There are several radio programmes in the UAE that let citizens and expatriates raise issues on air. However, Sharjah’s Direct Line has one keen listener: The Ruler of Sharjah.

The programme has helped solve various issues raised directly on air. One such case involved a resident who called and said she could not afford to enrol her son — who has a disability – in a particular stream in school. She said she didn’t have a job and no one to support them. Immediately after, Sharjah Ruler Dr Sheikh Sultan called on the line and undertook all costs related to the boy’s education and treatment.

The Direct Line programme launched in Sharjah in 2006. It is dedicated to receiving suggestions and complaints from citizens and residents, and subsequently seeking solutions from government officials.

Last year, in a call on the programme, the Sharjah Ruler expressed his disapproval over registering and adding foreign words to the Arabic language, saying the practice is becoming prevalent.

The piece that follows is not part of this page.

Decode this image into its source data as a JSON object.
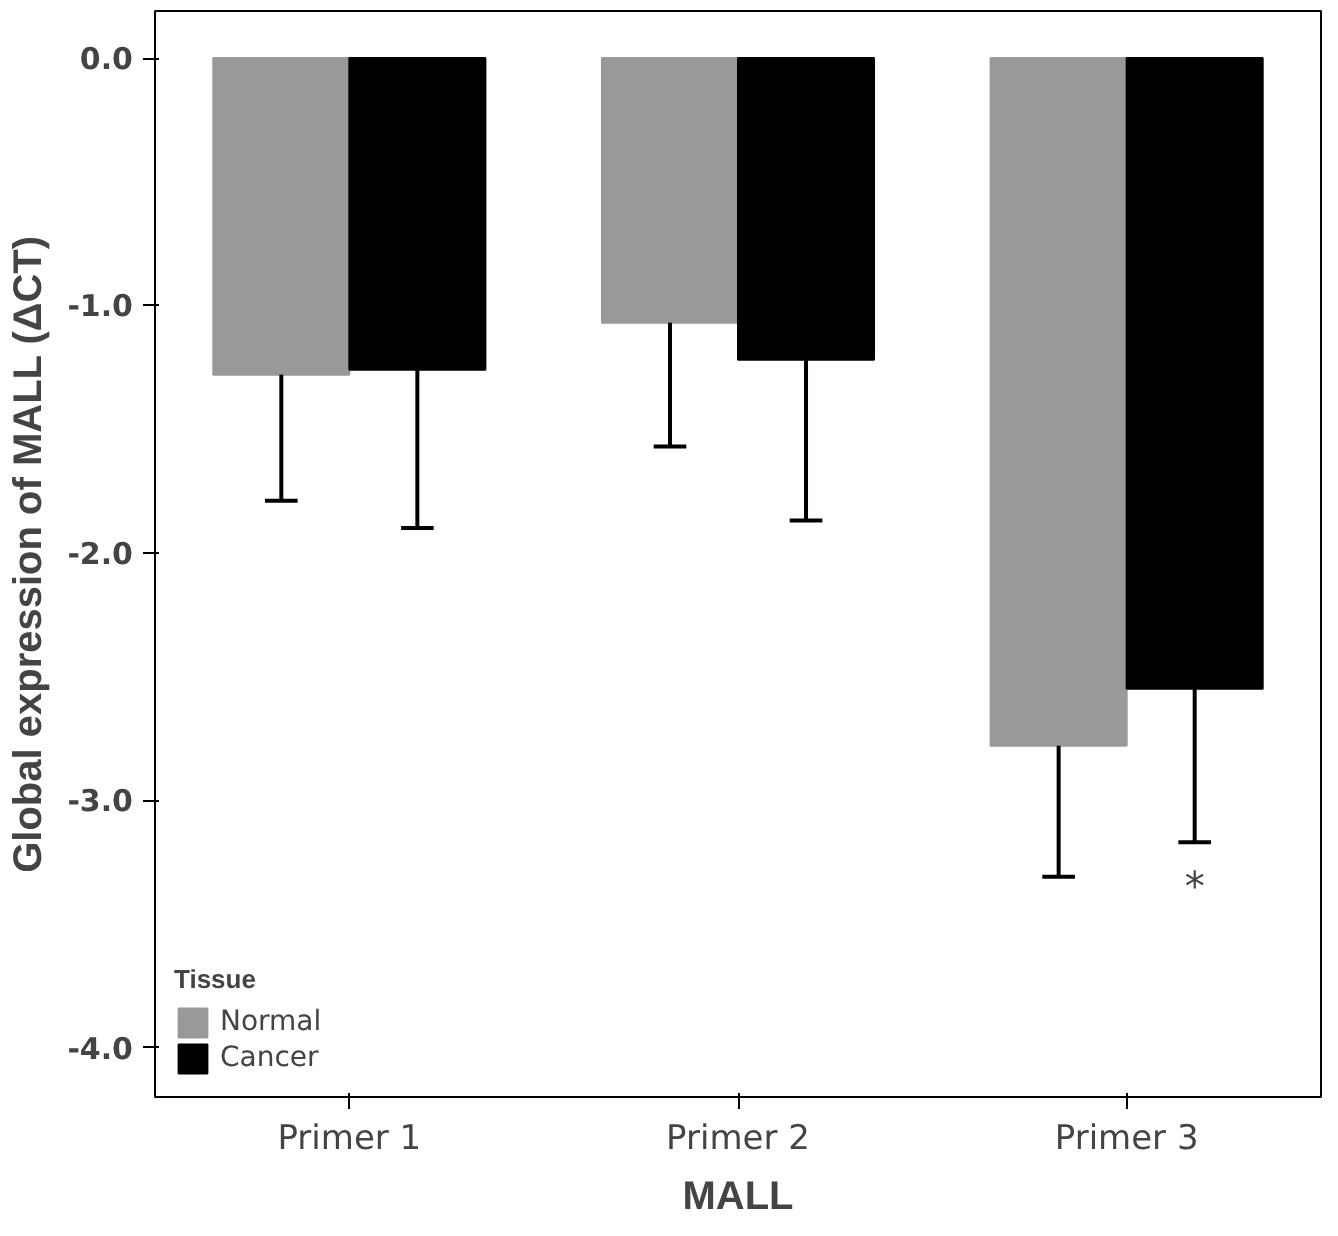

In 2021, he stopped a bank from auctioning off a citizen's home over his inability to pay off his housing loan. This came after the owner called on the programme, appealing for help.

In another instance, he helped a woman get a job. In yet another, a residential building meant for families in Sharjah was cleared of all bachelors after a tenant dialled up the radio programme and complained.

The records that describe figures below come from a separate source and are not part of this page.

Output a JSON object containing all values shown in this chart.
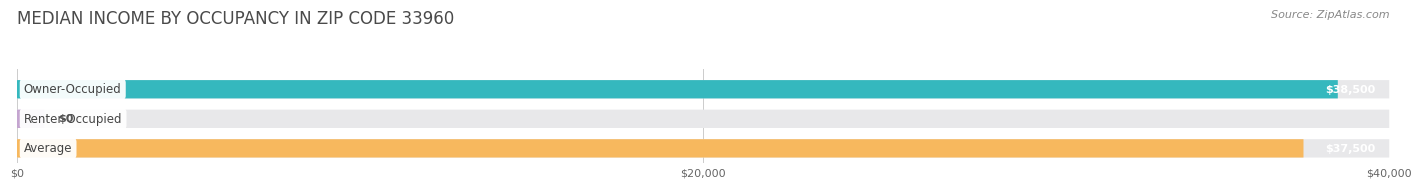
{
  "title": "MEDIAN INCOME BY OCCUPANCY IN ZIP CODE 33960",
  "source": "Source: ZipAtlas.com",
  "categories": [
    "Owner-Occupied",
    "Renter-Occupied",
    "Average"
  ],
  "values": [
    38500,
    0,
    37500
  ],
  "bar_colors": [
    "#35b8be",
    "#c4a5d0",
    "#f7b85e"
  ],
  "bar_bg_color": "#e8e8ea",
  "xlim": [
    0,
    40000
  ],
  "xticks": [
    0,
    20000,
    40000
  ],
  "xtick_labels": [
    "$0",
    "$20,000",
    "$40,000"
  ],
  "value_labels": [
    "$38,500",
    "$0",
    "$37,500"
  ],
  "title_fontsize": 12,
  "source_fontsize": 8,
  "label_fontsize": 8.5,
  "value_fontsize": 8,
  "bg_color": "#ffffff"
}
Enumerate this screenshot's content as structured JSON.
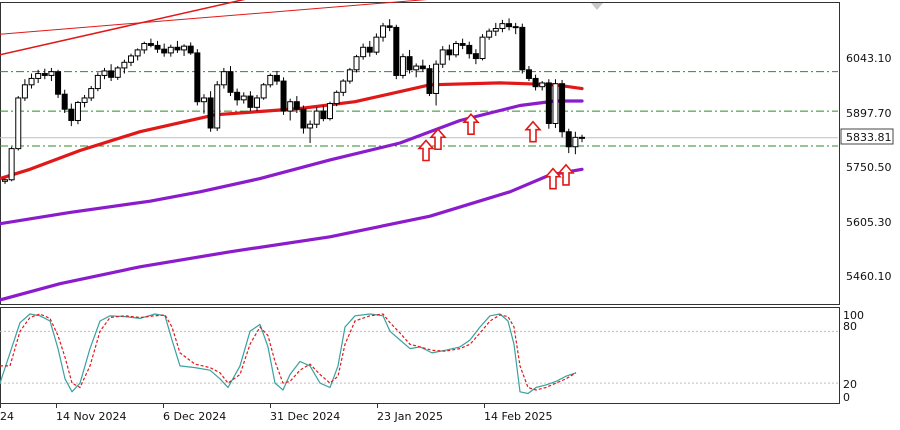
{
  "chart_data": [
    {
      "type": "candlestick",
      "title": "",
      "x_tick_labels": [
        "14 Nov 2024",
        "6 Dec 2024",
        "31 Dec 2024",
        "23 Jan 2025",
        "14 Feb 2025"
      ],
      "x_tick_label_partial_left": "24",
      "y_tick_labels": [
        "6043.10",
        "5897.70",
        "5750.50",
        "5605.30",
        "5460.10"
      ],
      "ylim": [
        5391,
        6193
      ],
      "current_price": "5833.81",
      "horizontal_levels": [
        {
          "value": 6010,
          "style": "dash-dot",
          "color": "#2e8b2e"
        },
        {
          "value": 5905,
          "style": "dash-dot",
          "color": "#2e8b2e"
        },
        {
          "value": 5812,
          "style": "dash-dot",
          "color": "#2e8b2e"
        }
      ],
      "candles": [
        [
          5718,
          5725,
          5711,
          5722
        ],
        [
          5722,
          5810,
          5718,
          5805
        ],
        [
          5805,
          5945,
          5800,
          5940
        ],
        [
          5940,
          5990,
          5932,
          5975
        ],
        [
          5975,
          6005,
          5965,
          5992
        ],
        [
          5992,
          6015,
          5980,
          6005
        ],
        [
          6005,
          6018,
          5990,
          6000
        ],
        [
          6000,
          6020,
          5985,
          6010
        ],
        [
          6010,
          6015,
          5940,
          5950
        ],
        [
          5950,
          5962,
          5900,
          5910
        ],
        [
          5910,
          5925,
          5865,
          5880
        ],
        [
          5880,
          5932,
          5870,
          5928
        ],
        [
          5928,
          5948,
          5915,
          5940
        ],
        [
          5940,
          5972,
          5932,
          5965
        ],
        [
          5965,
          6008,
          5958,
          6000
        ],
        [
          6000,
          6020,
          5990,
          6012
        ],
        [
          6012,
          6030,
          5985,
          5995
        ],
        [
          5995,
          6025,
          5988,
          6020
        ],
        [
          6020,
          6042,
          6005,
          6035
        ],
        [
          6035,
          6058,
          6025,
          6052
        ],
        [
          6052,
          6072,
          6040,
          6068
        ],
        [
          6068,
          6090,
          6058,
          6085
        ],
        [
          6085,
          6098,
          6075,
          6080
        ],
        [
          6080,
          6092,
          6060,
          6070
        ],
        [
          6070,
          6085,
          6050,
          6060
        ],
        [
          6060,
          6082,
          6050,
          6075
        ],
        [
          6075,
          6092,
          6060,
          6068
        ],
        [
          6068,
          6083,
          6052,
          6078
        ],
        [
          6078,
          6088,
          6055,
          6060
        ],
        [
          6060,
          6070,
          5920,
          5930
        ],
        [
          5930,
          5950,
          5898,
          5940
        ],
        [
          5940,
          5958,
          5850,
          5860
        ],
        [
          5860,
          5985,
          5852,
          5975
        ],
        [
          5975,
          6020,
          5965,
          6010
        ],
        [
          6010,
          6025,
          5945,
          5955
        ],
        [
          5955,
          5965,
          5920,
          5935
        ],
        [
          5935,
          5955,
          5925,
          5945
        ],
        [
          5945,
          5958,
          5905,
          5915
        ],
        [
          5915,
          5948,
          5905,
          5940
        ],
        [
          5940,
          5980,
          5935,
          5975
        ],
        [
          5975,
          6005,
          5968,
          6000
        ],
        [
          6000,
          6012,
          5975,
          5985
        ],
        [
          5985,
          5995,
          5895,
          5905
        ],
        [
          5905,
          5938,
          5880,
          5930
        ],
        [
          5930,
          5945,
          5900,
          5910
        ],
        [
          5910,
          5920,
          5845,
          5860
        ],
        [
          5860,
          5880,
          5820,
          5870
        ],
        [
          5870,
          5915,
          5860,
          5905
        ],
        [
          5905,
          5920,
          5878,
          5885
        ],
        [
          5885,
          5930,
          5880,
          5925
        ],
        [
          5925,
          5960,
          5918,
          5955
        ],
        [
          5955,
          5990,
          5945,
          5985
        ],
        [
          5985,
          6020,
          5978,
          6015
        ],
        [
          6015,
          6055,
          6008,
          6050
        ],
        [
          6050,
          6085,
          6042,
          6075
        ],
        [
          6075,
          6092,
          6050,
          6062
        ],
        [
          6062,
          6112,
          6055,
          6102
        ],
        [
          6102,
          6140,
          6090,
          6132
        ],
        [
          6132,
          6150,
          6118,
          6128
        ],
        [
          6128,
          6135,
          5990,
          6000
        ],
        [
          6000,
          6058,
          5992,
          6050
        ],
        [
          6050,
          6068,
          6005,
          6015
        ],
        [
          6015,
          6032,
          5995,
          6025
        ],
        [
          6025,
          6042,
          6010,
          6018
        ],
        [
          6018,
          6028,
          5945,
          5952
        ],
        [
          5952,
          6040,
          5920,
          6030
        ],
        [
          6030,
          6078,
          6020,
          6068
        ],
        [
          6068,
          6082,
          6040,
          6055
        ],
        [
          6055,
          6092,
          6048,
          6085
        ],
        [
          6085,
          6098,
          6070,
          6080
        ],
        [
          6080,
          6090,
          6045,
          6058
        ],
        [
          6058,
          6070,
          6030,
          6045
        ],
        [
          6045,
          6110,
          6040,
          6102
        ],
        [
          6102,
          6125,
          6095,
          6118
        ],
        [
          6118,
          6140,
          6105,
          6125
        ],
        [
          6125,
          6148,
          6115,
          6138
        ],
        [
          6138,
          6152,
          6120,
          6130
        ],
        [
          6130,
          6140,
          6110,
          6128
        ],
        [
          6128,
          6138,
          6005,
          6015
        ],
        [
          6015,
          6025,
          5985,
          5992
        ],
        [
          5992,
          6002,
          5960,
          5970
        ],
        [
          5970,
          5985,
          5960,
          5980
        ],
        [
          5980,
          5990,
          5858,
          5872
        ],
        [
          5872,
          5990,
          5860,
          5978
        ],
        [
          5978,
          5988,
          5835,
          5850
        ],
        [
          5850,
          5858,
          5793,
          5810
        ],
        [
          5810,
          5850,
          5790,
          5835
        ],
        [
          5835,
          5842,
          5822,
          5834
        ]
      ],
      "overlay_series": [
        {
          "color": "#e01818",
          "values": [
            [
              0,
              5725
            ],
            [
              30,
              5750
            ],
            [
              80,
              5800
            ],
            [
              140,
              5850
            ],
            [
              215,
              5895
            ],
            [
              265,
              5905
            ],
            [
              300,
              5912
            ],
            [
              355,
              5930
            ],
            [
              430,
              5975
            ],
            [
              500,
              5980
            ],
            [
              525,
              5978
            ],
            [
              555,
              5975
            ],
            [
              582,
              5965
            ]
          ]
        },
        {
          "color": "#8a1ccc",
          "values": [
            [
              0,
              5605
            ],
            [
              70,
              5635
            ],
            [
              150,
              5665
            ],
            [
              200,
              5690
            ],
            [
              260,
              5725
            ],
            [
              330,
              5775
            ],
            [
              400,
              5820
            ],
            [
              460,
              5880
            ],
            [
              520,
              5920
            ],
            [
              555,
              5932
            ],
            [
              582,
              5932
            ]
          ]
        },
        {
          "color": "#8a1ccc",
          "values": [
            [
              0,
              5402
            ],
            [
              60,
              5445
            ],
            [
              140,
              5490
            ],
            [
              230,
              5530
            ],
            [
              330,
              5570
            ],
            [
              430,
              5625
            ],
            [
              510,
              5690
            ],
            [
              550,
              5735
            ],
            [
              582,
              5750
            ]
          ]
        },
        {
          "color": "#e01818",
          "values": [
            [
              0,
              6055
            ],
            [
              260,
              6212
            ]
          ],
          "width": 1.5
        },
        {
          "color": "#e01818",
          "values": [
            [
              0,
              6110
            ],
            [
              500,
              6218
            ]
          ],
          "width": 1
        }
      ],
      "arrow_markers": [
        {
          "x": 426,
          "price": 5800
        },
        {
          "x": 438,
          "price": 5830
        },
        {
          "x": 471,
          "price": 5870
        },
        {
          "x": 533,
          "price": 5850
        },
        {
          "x": 553,
          "price": 5725
        },
        {
          "x": 566,
          "price": 5735
        }
      ]
    },
    {
      "type": "line",
      "title": "",
      "y_tick_labels": [
        "100",
        "80",
        "20",
        "0"
      ],
      "ylim": [
        -3,
        107
      ],
      "levels": [
        80,
        20
      ],
      "series": [
        {
          "style": "solid",
          "color": "#3aa0a0",
          "values": [
            [
              0,
              20
            ],
            [
              10,
              55
            ],
            [
              20,
              90
            ],
            [
              30,
              100
            ],
            [
              40,
              98
            ],
            [
              50,
              92
            ],
            [
              58,
              60
            ],
            [
              65,
              25
            ],
            [
              72,
              10
            ],
            [
              80,
              20
            ],
            [
              90,
              60
            ],
            [
              100,
              92
            ],
            [
              110,
              98
            ],
            [
              125,
              97
            ],
            [
              140,
              95
            ],
            [
              155,
              100
            ],
            [
              165,
              98
            ],
            [
              172,
              70
            ],
            [
              180,
              40
            ],
            [
              195,
              38
            ],
            [
              210,
              35
            ],
            [
              220,
              25
            ],
            [
              228,
              15
            ],
            [
              240,
              40
            ],
            [
              250,
              80
            ],
            [
              260,
              88
            ],
            [
              268,
              62
            ],
            [
              275,
              20
            ],
            [
              283,
              12
            ],
            [
              290,
              30
            ],
            [
              300,
              45
            ],
            [
              310,
              40
            ],
            [
              320,
              20
            ],
            [
              330,
              15
            ],
            [
              338,
              40
            ],
            [
              345,
              85
            ],
            [
              355,
              98
            ],
            [
              370,
              100
            ],
            [
              383,
              98
            ],
            [
              390,
              80
            ],
            [
              400,
              70
            ],
            [
              410,
              60
            ],
            [
              420,
              62
            ],
            [
              432,
              55
            ],
            [
              445,
              58
            ],
            [
              460,
              62
            ],
            [
              470,
              70
            ],
            [
              480,
              85
            ],
            [
              490,
              98
            ],
            [
              500,
              100
            ],
            [
              508,
              92
            ],
            [
              514,
              65
            ],
            [
              520,
              10
            ],
            [
              528,
              8
            ],
            [
              536,
              15
            ],
            [
              546,
              18
            ],
            [
              556,
              22
            ],
            [
              566,
              28
            ],
            [
              576,
              32
            ]
          ]
        },
        {
          "style": "dashed",
          "color": "#e01818",
          "values": [
            [
              0,
              40
            ],
            [
              10,
              40
            ],
            [
              20,
              80
            ],
            [
              30,
              96
            ],
            [
              40,
              100
            ],
            [
              50,
              95
            ],
            [
              58,
              75
            ],
            [
              65,
              50
            ],
            [
              72,
              20
            ],
            [
              80,
              15
            ],
            [
              90,
              40
            ],
            [
              100,
              80
            ],
            [
              110,
              96
            ],
            [
              125,
              98
            ],
            [
              140,
              96
            ],
            [
              155,
              98
            ],
            [
              165,
              99
            ],
            [
              172,
              85
            ],
            [
              180,
              55
            ],
            [
              195,
              42
            ],
            [
              210,
              38
            ],
            [
              220,
              32
            ],
            [
              228,
              20
            ],
            [
              240,
              30
            ],
            [
              250,
              65
            ],
            [
              260,
              85
            ],
            [
              268,
              75
            ],
            [
              275,
              45
            ],
            [
              283,
              20
            ],
            [
              290,
              22
            ],
            [
              300,
              35
            ],
            [
              310,
              42
            ],
            [
              320,
              30
            ],
            [
              330,
              20
            ],
            [
              338,
              28
            ],
            [
              345,
              65
            ],
            [
              355,
              92
            ],
            [
              370,
              98
            ],
            [
              383,
              100
            ],
            [
              390,
              90
            ],
            [
              400,
              78
            ],
            [
              410,
              65
            ],
            [
              420,
              62
            ],
            [
              432,
              58
            ],
            [
              445,
              57
            ],
            [
              460,
              60
            ],
            [
              470,
              65
            ],
            [
              480,
              78
            ],
            [
              490,
              92
            ],
            [
              500,
              99
            ],
            [
              508,
              97
            ],
            [
              514,
              85
            ],
            [
              520,
              40
            ],
            [
              528,
              15
            ],
            [
              536,
              12
            ],
            [
              546,
              15
            ],
            [
              556,
              20
            ],
            [
              566,
              25
            ],
            [
              576,
              32
            ]
          ]
        }
      ]
    }
  ]
}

In an interview with Khaleej Times, one of the hosts of the programme, Ahmed Sultan, said, “Sheikh Sultan always directs us, he keeps telling us to prioritise the citizen. He has told us to not neglect it when a citizen or expatriate contacts us.”

More examples for issues that have been solved directly, some taxi plate owners were not able to pass on their plates to their families after their passing, prompting a caller to suggest inheritance rights for family members, which was later implemented.

Another was regarding fishermen lacking drying spaces for their catch, which led to a direct directive from the ruler to allocate lands for this purpose in each area.

The program also encounters amusing situations and calls, such as an elderly woman urging the gas replacement worker to come or a woman requesting assistance with a beehive in her home.

While some issues may not be resolved immediately and may take time that can extend to a year or two, they are closely monitored by the staff and the institutions.

The programme, which is presented by the Sharjah Media Corporation and is presented by the four media figures, Muhammad Khalaf, Ahmed Sultan, Hassan Yaqoub, and finally Muhammad Al Suwaidi. They listen well to callers and respond to their interventions with all professionalism.

There are many objectives of the programme, but among them is conveying the voice of citizens and residents to the relevant authorities. The programme also aims to improve services provided by these entities to the public.

Some officials even reach out to the programme if they miss it to ensure any issues related to their institution are addressed. This demonstrates the programme's significant impact and the institutions' commitment to improving their services.